Today (February 5, fifth Sunday in Ordinary time) the first reading was from the prophet Isaiah:
Sharing your bread with the hungry, sheltering the oppressed and the homeless; Clothing the naked when you see them, and not turning your back on your own. Then your light shall break forth like the dawn, and your wound shall quickly be healed; Your vindication shall go before you, and the glory of the LORD shall be your rear guard. Then you shall call, and the LORD will answer, you shall cry for help, and he will say: Here I am! If you bestow your bread on the hungry and satisfy the afflicted; Then light shall rise for you in the darkness, and the gloom shall become for you like midday; (Isaiah 58:7-10)
This and similar passages in the Old Testament are very powerful ones, reminding us of our responsibility to the poor. But while I was on vacation I started reading Mollat’s The Poor in the Middle Ages, and one point he stresses in his analysis is how frequently the Church in the Middle Ages had risen in the defense of the poor, both individually and as a class, but how infrequently it challenged or even questioned the social order which created the poor, or at least raised significant obstacles to their becoming “not poor”. (Maybe this changes later on in the book: I’ve only read the first four chapters.)
Now the passage above, and ones like it lend themselves naturally to a personalist interpretation, since they are cast in terms of what you (the reader) are to do in response to God’s call.
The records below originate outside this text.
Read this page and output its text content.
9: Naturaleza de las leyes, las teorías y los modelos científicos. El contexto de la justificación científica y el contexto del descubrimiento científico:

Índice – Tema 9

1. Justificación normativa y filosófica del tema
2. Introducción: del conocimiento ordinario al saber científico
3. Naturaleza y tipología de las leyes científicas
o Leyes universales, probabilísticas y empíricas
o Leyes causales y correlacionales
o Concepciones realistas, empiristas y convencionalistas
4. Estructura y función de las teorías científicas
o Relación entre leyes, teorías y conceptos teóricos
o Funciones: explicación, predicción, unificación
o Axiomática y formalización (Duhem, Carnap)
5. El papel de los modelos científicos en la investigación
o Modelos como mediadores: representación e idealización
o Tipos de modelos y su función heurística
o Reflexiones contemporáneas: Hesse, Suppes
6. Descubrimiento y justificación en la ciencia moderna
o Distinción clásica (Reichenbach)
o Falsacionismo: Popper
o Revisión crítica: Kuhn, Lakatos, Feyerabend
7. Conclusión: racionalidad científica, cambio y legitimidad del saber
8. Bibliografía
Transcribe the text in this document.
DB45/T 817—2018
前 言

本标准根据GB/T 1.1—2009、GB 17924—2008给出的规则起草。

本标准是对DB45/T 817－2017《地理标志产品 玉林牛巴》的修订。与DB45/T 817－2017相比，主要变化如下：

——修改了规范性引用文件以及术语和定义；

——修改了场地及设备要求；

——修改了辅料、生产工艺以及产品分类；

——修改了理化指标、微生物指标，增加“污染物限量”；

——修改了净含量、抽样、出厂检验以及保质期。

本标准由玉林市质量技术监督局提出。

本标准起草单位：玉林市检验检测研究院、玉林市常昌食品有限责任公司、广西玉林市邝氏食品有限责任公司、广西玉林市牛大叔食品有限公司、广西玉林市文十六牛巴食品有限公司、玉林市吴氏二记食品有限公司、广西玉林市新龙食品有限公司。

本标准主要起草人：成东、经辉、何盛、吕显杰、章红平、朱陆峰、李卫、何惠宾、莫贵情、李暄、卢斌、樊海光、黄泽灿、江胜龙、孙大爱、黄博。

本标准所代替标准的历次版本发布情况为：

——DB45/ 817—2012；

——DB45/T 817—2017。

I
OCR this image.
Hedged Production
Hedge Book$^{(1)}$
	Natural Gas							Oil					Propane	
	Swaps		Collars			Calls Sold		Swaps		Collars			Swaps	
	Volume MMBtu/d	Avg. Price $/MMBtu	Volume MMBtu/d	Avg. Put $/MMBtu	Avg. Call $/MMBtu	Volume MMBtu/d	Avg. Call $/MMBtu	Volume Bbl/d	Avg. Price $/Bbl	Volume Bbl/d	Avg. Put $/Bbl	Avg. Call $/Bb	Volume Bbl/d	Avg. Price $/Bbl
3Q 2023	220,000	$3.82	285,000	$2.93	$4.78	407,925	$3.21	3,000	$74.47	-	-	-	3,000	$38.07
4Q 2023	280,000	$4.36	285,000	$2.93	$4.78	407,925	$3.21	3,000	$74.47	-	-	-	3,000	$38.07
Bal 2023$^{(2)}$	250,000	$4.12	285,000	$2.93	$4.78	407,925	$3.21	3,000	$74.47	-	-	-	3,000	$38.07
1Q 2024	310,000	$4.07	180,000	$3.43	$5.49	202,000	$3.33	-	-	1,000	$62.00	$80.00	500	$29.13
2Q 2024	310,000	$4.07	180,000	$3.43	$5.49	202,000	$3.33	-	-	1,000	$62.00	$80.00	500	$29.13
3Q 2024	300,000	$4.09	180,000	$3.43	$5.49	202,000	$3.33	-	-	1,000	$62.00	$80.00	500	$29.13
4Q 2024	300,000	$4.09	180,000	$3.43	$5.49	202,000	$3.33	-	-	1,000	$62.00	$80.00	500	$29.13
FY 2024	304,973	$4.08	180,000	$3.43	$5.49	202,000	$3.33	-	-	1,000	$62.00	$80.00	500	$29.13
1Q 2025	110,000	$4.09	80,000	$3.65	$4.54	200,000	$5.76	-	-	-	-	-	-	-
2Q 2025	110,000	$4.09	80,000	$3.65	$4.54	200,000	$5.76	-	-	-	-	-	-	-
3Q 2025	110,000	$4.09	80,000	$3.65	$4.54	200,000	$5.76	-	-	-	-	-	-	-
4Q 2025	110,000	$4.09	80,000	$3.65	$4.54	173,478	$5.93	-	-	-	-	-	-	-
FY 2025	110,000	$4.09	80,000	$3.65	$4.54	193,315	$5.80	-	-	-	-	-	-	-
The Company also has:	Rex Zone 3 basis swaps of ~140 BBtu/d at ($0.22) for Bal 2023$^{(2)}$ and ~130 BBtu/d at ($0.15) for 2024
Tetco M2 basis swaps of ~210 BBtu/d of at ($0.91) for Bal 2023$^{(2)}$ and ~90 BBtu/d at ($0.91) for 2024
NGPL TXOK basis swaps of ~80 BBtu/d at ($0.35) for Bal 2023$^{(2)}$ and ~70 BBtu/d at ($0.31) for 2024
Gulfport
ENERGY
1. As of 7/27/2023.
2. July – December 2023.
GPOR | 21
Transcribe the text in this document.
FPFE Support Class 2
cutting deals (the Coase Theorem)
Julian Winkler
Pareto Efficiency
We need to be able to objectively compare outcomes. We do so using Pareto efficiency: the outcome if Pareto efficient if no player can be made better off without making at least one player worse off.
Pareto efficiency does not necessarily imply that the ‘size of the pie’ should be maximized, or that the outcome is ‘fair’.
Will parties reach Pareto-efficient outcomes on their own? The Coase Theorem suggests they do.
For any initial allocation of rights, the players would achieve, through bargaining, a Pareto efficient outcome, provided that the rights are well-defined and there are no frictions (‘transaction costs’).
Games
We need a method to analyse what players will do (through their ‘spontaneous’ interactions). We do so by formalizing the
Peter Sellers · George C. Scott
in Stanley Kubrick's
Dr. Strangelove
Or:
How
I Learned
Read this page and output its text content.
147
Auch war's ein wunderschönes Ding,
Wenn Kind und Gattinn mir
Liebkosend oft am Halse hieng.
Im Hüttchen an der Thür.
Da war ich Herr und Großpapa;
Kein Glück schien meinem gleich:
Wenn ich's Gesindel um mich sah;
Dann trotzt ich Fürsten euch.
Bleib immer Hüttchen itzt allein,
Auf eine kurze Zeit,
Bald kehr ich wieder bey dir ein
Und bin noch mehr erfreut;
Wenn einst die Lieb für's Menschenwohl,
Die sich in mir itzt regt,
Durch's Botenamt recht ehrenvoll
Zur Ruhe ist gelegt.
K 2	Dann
And, in a rural, agricultural civilization in which most people never travel more than a few days’ walk from their village, a personalist approach makes sense. Society is essentially horizontal in nature (though with class inequalities already appearing) and the poor are your neighbor and known to you by name?
But is a personalist reading sufficient given the present size and complexity of our economy? First, the poor are very often no longer are neighbors in the sense of proximity in terms of geographic or social space. When I teach my first year seminar on this topic, I am repeatedly struck by the fact that many of my middle class students have never had any significant contact with someone who is poor. They are an undifferentiated other, living somewhere else. They remain, however, our neighbors in the specific Christian sense.
Second, the problem is vast. Current charitable contributions by both individuals and corporations are approximately 310 billion per year. This covers the whole gamut of giving, including gifts to support universities, museums, etc. and not just “charitable” gifts in the narrow sense. Based on 2004 data, only about 5-10% went directly to human services. This is not easy to measure, since gifts to “religious organizations” (the largest category) must yield at one remove substantial amounts that aid the poor in some way. In the same way, some portion of the gifts given to higher education must provide scholarships to help students. So for purposes of discussion, let me estimate the total amount of direct and indirect “charitable” giving to the poor at 1/3 of this amount, or 100 billion dollars. Total government spending (federal, local and state) on “welfare” (income-tested benefits, not including social security and medicare) is in excess of 500 billion dollars a year. (The most recent figures I could find were for 2000, when the total was 436 billion.)
Third, is charitable giving (either directly by individual/corporate gifts to charity or indirectly via taxation and government programs) an adequate solution, or do we need to challenge the social structures that are part of the problem? Asking this question often puts people on the defensive, and perhaps it should, since it implies that the structures which make them able to give generously to the poor are really part of the problem. In this context I am very fond of an acerbic quote attributed to Dom Holder Camara of Brazil: “When I give bread to the poor, they call me a saint; when I ask why there are so many poor, they call me a communist.”
These are mostly questions to which I do not have clear answers. I am partial to the personalist solution: as someone in the Catholic Worker movement put it, at the Last Judgment Jesus is going to say, “When I was hungry you gave me to eat,” not “when I was hungry you helped me apply for foodstamps.” But I am realist enough to know (or cynical enough to suspect) that charitable contributions are not going to more than double overnight (even given massive tax cuts or subsidies in the form of tax credits) to cover the portion of welfare funded by government spending. Therefore, for a significant amount of time (barring a massive change of heart by most of the American population) government is going to have to be part of the solution. But I also realize that any government solution is going to institutionalize many of the same structures that are at the heart of the problem. Thus I am in a conundrum from which I do not see a clear exit. Thoughts on the matter?